The hope was that the ordinance would preserve Barton Springs as a source of drinking water in this notoriously water-deprived state, as (in part) a swimming hole where thousands congregate during the summer to take a break from the hot Texas sun, and — not incidentally — as the home of the Barton Springs salamander. The SOS Ordinance limited building along the Barton Creek section of the Edwards Aquifer “recharge zone,” which feeds Barton Springs and supplies most of Austin’s drinking water.

Viewed by some radical voices as a compromise measure, the ordinance nonetheless mitigated the impact of development in a community largely at the mercy of developers and private-property rights advocates. In turn, zoning rules limited the amount of pollution from runoff and created a boundary of 200 feet around the creek within which development could not take place. Unfortunately for wildlife and swimmers alike, recent tests have shown a variety of pollutants continue to find their way into the spring-fed pools.

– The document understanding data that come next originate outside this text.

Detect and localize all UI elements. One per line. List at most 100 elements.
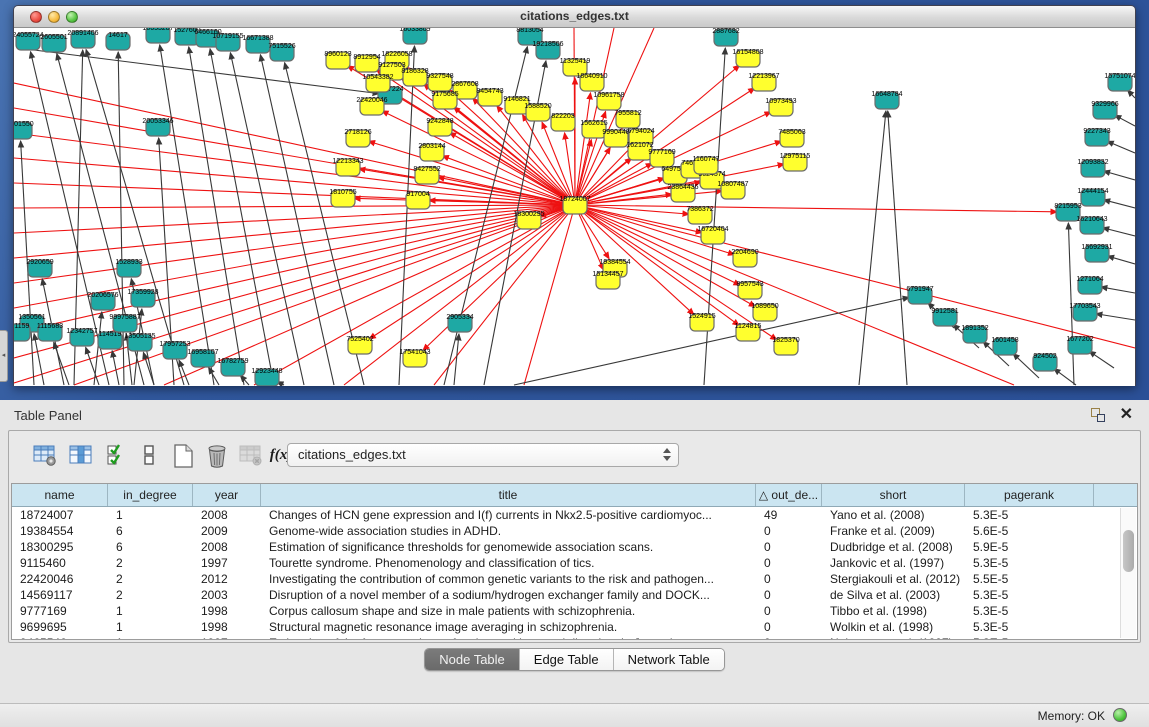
table-header-row: namein_degreeyeartitle△ out_de...shortpa… — [12, 484, 1137, 507]
show-column-icon[interactable] — [67, 442, 95, 470]
graph-node-label: 2905334 — [446, 314, 473, 321]
table-panel-title: Table Panel — [14, 408, 82, 423]
application-desktop: citations_edges.txt 24055724260550120891… — [0, 0, 1149, 400]
tab-network-table[interactable]: Network Table — [614, 649, 724, 670]
table-cell: 9699695 — [12, 619, 108, 635]
table-toolbar: f(x) citations_edges.txt — [9, 431, 1140, 481]
graph-node-label: 24055724 — [14, 32, 44, 39]
status-bar: Memory: OK — [0, 703, 1149, 727]
graph-node-label: 7515526 — [268, 43, 295, 50]
column-header-short[interactable]: short — [822, 484, 965, 506]
table-row[interactable]: 977716911998Corpus callosum shape and si… — [12, 603, 1119, 619]
graph-node-label: 12342757 — [66, 328, 97, 335]
graph-node-label: 9146821 — [503, 96, 530, 103]
graph-node-label: 8957543 — [736, 281, 763, 288]
table-cell: 49 — [756, 507, 822, 523]
table-row[interactable]: 1830029562008Estimation of significance … — [12, 539, 1119, 555]
table-cell: Yano et al. (2008) — [822, 507, 965, 523]
vertical-scrollbar[interactable] — [1120, 508, 1136, 638]
table-cell: 0 — [756, 603, 822, 619]
column-header-title[interactable]: title — [261, 484, 756, 506]
table-row[interactable]: 2242004622012Investigating the contribut… — [12, 571, 1119, 587]
graph-node-label: 15134457 — [592, 271, 623, 278]
graph-node-label: 10973493 — [765, 98, 796, 105]
column-header-year[interactable]: year — [193, 484, 261, 506]
table-selector-value: citations_edges.txt — [298, 447, 406, 462]
clear-selection-icon[interactable] — [135, 442, 163, 470]
tab-edge-table[interactable]: Edge Table — [520, 649, 614, 670]
delete-icon[interactable] — [203, 442, 231, 470]
graph-node-label: 16033809 — [399, 28, 430, 33]
graph-node-label: 1825370 — [772, 337, 799, 344]
graph-node-label: 9327548 — [426, 73, 453, 80]
table-tabs-row: Node TableEdge TableNetwork Table — [0, 645, 1149, 675]
table-body: 1872400712008Changes of HCN gene express… — [12, 507, 1119, 639]
graph-node-label: 924502 — [1033, 353, 1056, 360]
table-cell: 2 — [108, 571, 193, 587]
graph-node-label: 9990448 — [602, 129, 629, 136]
table-cell: 1998 — [193, 619, 261, 635]
column-header-pagerank[interactable]: pagerank — [965, 484, 1094, 506]
table-cell: 5.3E-5 — [965, 555, 1094, 571]
close-panel-icon[interactable]: ✕ — [1120, 404, 1133, 424]
graph-node-label: 16720404 — [697, 226, 728, 233]
graph-node-label: 9329966 — [1091, 101, 1118, 108]
graph-node-label: 18724007 — [559, 196, 590, 203]
graph-node-label: 16210643 — [1076, 216, 1107, 223]
table-cell: 6 — [108, 539, 193, 555]
network-window: citations_edges.txt 24055724260550120891… — [13, 5, 1136, 386]
table-cell: 5.3E-5 — [965, 507, 1094, 523]
graph-node-label: 1350561 — [18, 314, 45, 321]
collapsed-panel-handle-icon[interactable]: ◂ — [0, 330, 8, 382]
table-options-icon[interactable] — [31, 442, 59, 470]
table-row[interactable]: 1456911722003Disruption of a novel membe… — [12, 587, 1119, 603]
tab-node-table[interactable]: Node Table — [425, 649, 520, 670]
table-row[interactable]: 946554611997Estimation of the future num… — [12, 635, 1119, 639]
graph-node-label: 9227343 — [1083, 128, 1110, 135]
select-rows-icon[interactable] — [103, 442, 131, 470]
table-row[interactable]: 911546021997Tourette syndrome. Phenomeno… — [12, 555, 1119, 571]
graph-node-label: 1115683 — [37, 323, 63, 330]
graph-node-label: 11325419 — [560, 58, 591, 65]
table-panel-body: f(x) citations_edges.txt namein_degreeye… — [8, 430, 1141, 643]
table-row[interactable]: 1938455462009Genome-wide association stu… — [12, 523, 1119, 539]
graph-node-label: 2867608 — [451, 81, 478, 88]
table-cell: 5.3E-5 — [965, 587, 1094, 603]
table-cell: Estimation of the future numbers of pati… — [261, 635, 756, 639]
scrollbar-thumb[interactable] — [1123, 530, 1134, 572]
graph-node-label: 917004 — [406, 191, 429, 198]
table-cell: 2008 — [193, 507, 261, 523]
memory-indicator-icon — [1113, 708, 1127, 722]
table-row[interactable]: 969969511998Structural magnetic resonanc… — [12, 619, 1119, 635]
column-header-out_de[interactable]: △ out_de... — [756, 484, 822, 506]
table-cell: Dudbridge et al. (2008) — [822, 539, 965, 555]
graph-node-label: 7485063 — [778, 129, 805, 136]
graph-node-label: 12444154 — [1077, 188, 1108, 195]
network-window-titlebar[interactable]: citations_edges.txt — [14, 6, 1135, 28]
new-file-icon[interactable] — [169, 442, 197, 470]
table-cell: 0 — [756, 523, 822, 539]
table-selector-dropdown[interactable]: citations_edges.txt — [287, 443, 679, 467]
graph-node-label: 7386372 — [686, 206, 713, 213]
table-cell: 5.3E-5 — [965, 603, 1094, 619]
network-canvas[interactable]: 2405572426055012089140614617106532871527… — [14, 28, 1135, 386]
network-canvas-svg: 2405572426055012089140614617106532871527… — [14, 28, 1135, 386]
table-mode-tabs: Node TableEdge TableNetwork Table — [424, 648, 725, 671]
column-header-in_degree[interactable]: in_degree — [108, 484, 193, 506]
graph-node-label: 10653287 — [142, 28, 173, 32]
column-header-name[interactable]: name — [12, 484, 108, 506]
graph-node-label: 1621072 — [626, 142, 653, 149]
graph-node-label: 6794024 — [627, 128, 654, 135]
float-window-icon[interactable] — [1091, 408, 1105, 422]
graph-node-label: 9242848 — [426, 118, 453, 125]
delete-table-icon — [237, 442, 265, 470]
table-cell: 9115460 — [12, 555, 108, 571]
table-row[interactable]: 1872400712008Changes of HCN gene express… — [12, 507, 1119, 523]
graph-node-label: 23864436 — [667, 184, 698, 191]
graph-node-label: 16648784 — [871, 91, 902, 98]
table-cell: 9777169 — [12, 603, 108, 619]
table-cell: Structural magnetic resonance image aver… — [261, 619, 756, 635]
table-panel-header: Table Panel ✕ — [0, 400, 1149, 430]
graph-node-label: 8454743 — [476, 88, 503, 95]
table-cell: 1 — [108, 635, 193, 639]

The listing of the salamander as a federally protected endangered species in turn gave environmentalists another set of tools to preserve the springs. In fact, the two pending lawsuits filed by SOS advance the cause of U.S. Fish and Wildlife Service scientists entrusted with ensuring the salamanders’ survival. At the heart of both lawsuits is the question of just how development affects the salamander. Says Bill Bunch, chief legal counsel and SOS executive director, “When the salamander was listed, the chief threat was pollution from urban development. The listing definitely helped, but there’s tremendous economic pressure to keep building. It’s not a pretty picture.”

Well-Connected Hicks

Indeed, Census 2000 data indicate that the population of greater Austin has grown more than 26 percent, one of the highest growth rates in the country. (The national growth rate was 9.6 percent. In Boulder County, Colo., which has also seen a tremendous boom in the last 10 years, growth was 21.2 percent.) “We’re fighting a losing battle,” says USFWS biologist Bill Seawell, who believes that a regional watershed protection plan needs to be put in place if Texans are serious about saving the salamander. “Water-quality degradation from development is still the number one threat to the survival of the species.”

Few doubt that the Bush White House will make it even harder to protect endangered species like the salamander, but you don’t have to travel to Washington, D.C., to see the writing on the wall. In Austin, a protracted fight between environmentalists and Stratus Properties reflects one ongoing threat to the salamander. Stratus Properties is seeking approval from the City of Austin for a 4,000-acre development in the Barton Creek watershed that calls for 1,400 homes, a golf course, and more.

The company’s primary investor, Tom Hicks, is well connected. Hicks made news a few years ago when he purchased the Texas Rangers for $250 million from a group of investors that included then-Governor George W. Bush. More recently, Hicks’s firm emerged as one of the top donors to Bush’s presidential campaign.

For many central Texans, the fight to preserve the salamander and its home springs amounts to a battle for the soul of Austin. But optimism is fading. “It all feels kind of fated,” says Robert Bryce, a veteran Austin Chronicle political reporter who has written extensively on Stratus and can be found almost weekly swimming in the Barton Springs pool with his children. “The pool used to be something that symbolized old Austin, but its profile has been eclipsed by the high-tech sector and Bush, so now it symbolizes all that we have lost.”